O destaque que se tem dado, novamente, aos concursos internacionais de beleza feminina é como que uma arapuca para levar, outra vez, a mulher ao seu anterior papel de subserviência, de objeto sexual, de frivolidades. Aliás, quem lê a revista “Caras” se depara com um monumento à futilidade, na exploração da beleza da mulher como complemento do dinheiro e da fama. Poucos, no entanto, se lembram que foi exatamente num concurso de beleza, em 1968, na cidade de Atlantic City, que as mulheres, em protesto, tiraram os sutiãs, jogando-os em latas de lixo para queimá-los. Não houve o fogaréu, mas o protesto estava firmado e o feminismo se consolidava.

De minha parte, por ser homem, eu até poderia ficar quietinho em meu lugar sem me indignar com as ofensas e humilhações que se fazem contra Dilma Roussef, que passou a ser tida como uma bandida por sua atividade revolucionária contra a ditadura. Mas a indignidade é tal que não se trata mais de gênero, mas de respeito à pessoa humana. Não entendo o silêncio das mulheres diante desse escárnio. Ou melhor: estou com receio de entender como sendo algo comprovador da apatia, da indiferença, da alienação de um certo universo feminino que se deixou seduzir pela Daslu, por fulgurantes reuniões sociais, jóias caríssimas e automóveis impressionantes. Esse sempre foi, também, um dos mundos femininos, apenas um, o mais triste: o das odaliscas, das amantes, de mulheres casadas por conveniência, mundo das madamas, do que se chamou high-society , “grand monde”, afunilando, hoje, nas socialites.

A Franca tem, como símbolo, a alegoria feminina de Marianne, a heroína da revolução francesa pintada por Delacroix com o boné revolucionário, empunhando um trapo vermelho como bandeira, os seios à mostra. Marianne simbolizou a trilogia da fé republicana francesa: liberdade, igualdade, fraternidade. E foi à invocação de Marianne que os revolucionários franceses ofereceram, aos guerreiros dos Estados Unidos para se libertarem da Inglaterra, a Estátua da Liberdade. A estátua é feminina. Como o símbolo da Justiça.

No Brasil, a guerrilheira imortal, heroína de dois mundos tem seu nome pronunciado com reverência, admiração e respeito: Anita Garibaldi, companheira de Giuseppe Garibaldi, unificador também da Itália, ambos guerrilheiros. E Maria Quitéria, heroína nacional, na luta da Bahia pela independência em relação aos portugueses? Maria Quitéria foi símbolo da força feminina brasileira, empunhando armas, comandando guerrilhas, orientando batalhões, matando e defendendo-se.
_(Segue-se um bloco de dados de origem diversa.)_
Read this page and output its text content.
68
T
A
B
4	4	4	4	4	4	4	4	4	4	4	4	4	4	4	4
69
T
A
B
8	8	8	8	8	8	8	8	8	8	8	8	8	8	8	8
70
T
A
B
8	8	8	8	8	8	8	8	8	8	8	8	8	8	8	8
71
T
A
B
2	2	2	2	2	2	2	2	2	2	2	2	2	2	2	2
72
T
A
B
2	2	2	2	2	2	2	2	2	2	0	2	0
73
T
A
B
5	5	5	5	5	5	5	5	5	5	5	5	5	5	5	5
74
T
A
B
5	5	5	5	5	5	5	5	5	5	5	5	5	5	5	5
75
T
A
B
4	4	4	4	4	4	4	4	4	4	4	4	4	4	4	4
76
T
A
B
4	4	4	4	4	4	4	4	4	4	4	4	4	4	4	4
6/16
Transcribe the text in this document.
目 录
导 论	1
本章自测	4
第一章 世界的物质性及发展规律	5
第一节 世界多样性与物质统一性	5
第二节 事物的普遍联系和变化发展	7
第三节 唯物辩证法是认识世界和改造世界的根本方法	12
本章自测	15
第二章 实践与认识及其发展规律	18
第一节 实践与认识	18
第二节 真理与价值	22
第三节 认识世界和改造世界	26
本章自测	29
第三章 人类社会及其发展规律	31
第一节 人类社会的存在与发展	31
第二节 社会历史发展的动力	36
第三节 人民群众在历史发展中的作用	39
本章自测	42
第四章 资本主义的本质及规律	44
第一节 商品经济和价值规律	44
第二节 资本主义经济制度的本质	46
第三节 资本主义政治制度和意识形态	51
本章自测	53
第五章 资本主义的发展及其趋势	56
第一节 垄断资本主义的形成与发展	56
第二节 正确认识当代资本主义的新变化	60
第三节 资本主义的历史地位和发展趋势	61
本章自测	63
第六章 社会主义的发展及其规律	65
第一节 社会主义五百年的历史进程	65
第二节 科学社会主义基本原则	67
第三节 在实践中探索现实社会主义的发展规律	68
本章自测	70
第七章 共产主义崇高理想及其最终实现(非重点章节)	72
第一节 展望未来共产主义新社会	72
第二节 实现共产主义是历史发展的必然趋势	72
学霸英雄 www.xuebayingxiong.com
Quem ousaria, na Espanha, chamar de bandida ou de baderneira a imortal “La Passionaria”, Dolorores Ibarurri, cuja bravura, na liderança dos republicanos contra as forças fascistas de Franco, escreveu, com sangue, um dos mais belos e heróicos momentos da história espanhola? “La Passionaria” é uma das mais poderosas alavancas morais da humanidade, mas que, certamente, seria chamada de bandida ou de terrorista pelos frequentadores de Daslu, leitores de jornalões e revistas cheirando ao mofo do conservadorismo.

Por Helena, a de Tróia, os gregos se trucidaram. E, Aristófanes, na peça “Lisístrata”, mostra toda a força e o poder da mulher ao narrar a chamada “greve do sexo”, quando as mais belas jovens seduziam seus namorados, maridos e amantes e, na hora culminante, se recusavam a ter sexo com eles. Ou se parava o fratricídio grego, na guerra do Peloponeso, ou os homens não teriam mais suas mulheres. A guerra acabou.
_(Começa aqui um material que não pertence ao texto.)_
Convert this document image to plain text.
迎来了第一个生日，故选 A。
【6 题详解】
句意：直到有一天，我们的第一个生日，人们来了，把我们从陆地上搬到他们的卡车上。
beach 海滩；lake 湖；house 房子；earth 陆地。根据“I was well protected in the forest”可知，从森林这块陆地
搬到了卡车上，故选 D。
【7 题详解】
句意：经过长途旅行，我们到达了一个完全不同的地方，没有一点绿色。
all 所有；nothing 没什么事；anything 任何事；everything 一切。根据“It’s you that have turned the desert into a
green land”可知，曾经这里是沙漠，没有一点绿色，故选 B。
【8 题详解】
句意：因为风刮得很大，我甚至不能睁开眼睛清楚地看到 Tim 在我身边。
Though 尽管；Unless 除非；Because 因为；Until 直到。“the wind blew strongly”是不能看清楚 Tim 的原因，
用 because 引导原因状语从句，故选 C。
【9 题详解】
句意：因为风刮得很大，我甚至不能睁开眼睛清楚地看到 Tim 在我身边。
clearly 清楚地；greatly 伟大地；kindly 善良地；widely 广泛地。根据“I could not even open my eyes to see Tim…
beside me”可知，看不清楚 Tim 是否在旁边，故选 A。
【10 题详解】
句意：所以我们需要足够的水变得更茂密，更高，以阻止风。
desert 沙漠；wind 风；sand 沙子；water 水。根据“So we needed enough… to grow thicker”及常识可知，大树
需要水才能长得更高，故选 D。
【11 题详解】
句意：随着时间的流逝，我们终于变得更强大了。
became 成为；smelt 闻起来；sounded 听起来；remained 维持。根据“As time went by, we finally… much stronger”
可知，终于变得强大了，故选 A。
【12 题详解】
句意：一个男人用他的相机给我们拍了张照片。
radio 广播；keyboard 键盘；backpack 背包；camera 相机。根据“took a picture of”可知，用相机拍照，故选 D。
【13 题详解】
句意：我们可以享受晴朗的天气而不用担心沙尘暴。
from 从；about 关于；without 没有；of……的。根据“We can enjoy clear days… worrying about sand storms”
Há todo o direito de se fazer oposição à candidatura de Dilma Roussef, mas não pelos motivos infames que se têm apregoado: de ela ter sido terrorista ou de ser incompetente. Dilma Roussef é uma das mais competentes executivas deste país e seu passado revolucionário honra a história dos que lutaram pela liberdade. Eu me sinto ofendido quando chamam Dilma de bandida, por ela ter sido guerrilheira. Pois eu me vejo, de alguma forma, também chamado de bandido pelas tantas prisões e processos que sofri em minhas lutas contra essa mesma ditadura que enriqueceu a muitos dos que aí estão, agora posando de indignados democratas. O silêncio das mulheres diante da agressão machista à história de Dilma é acovardado e comprometedor. Há, no entanto e felizmente, multidões femininas que já acordaram sabendo que, novamente na história, a hora e a vez são das mulheres. Bom dia.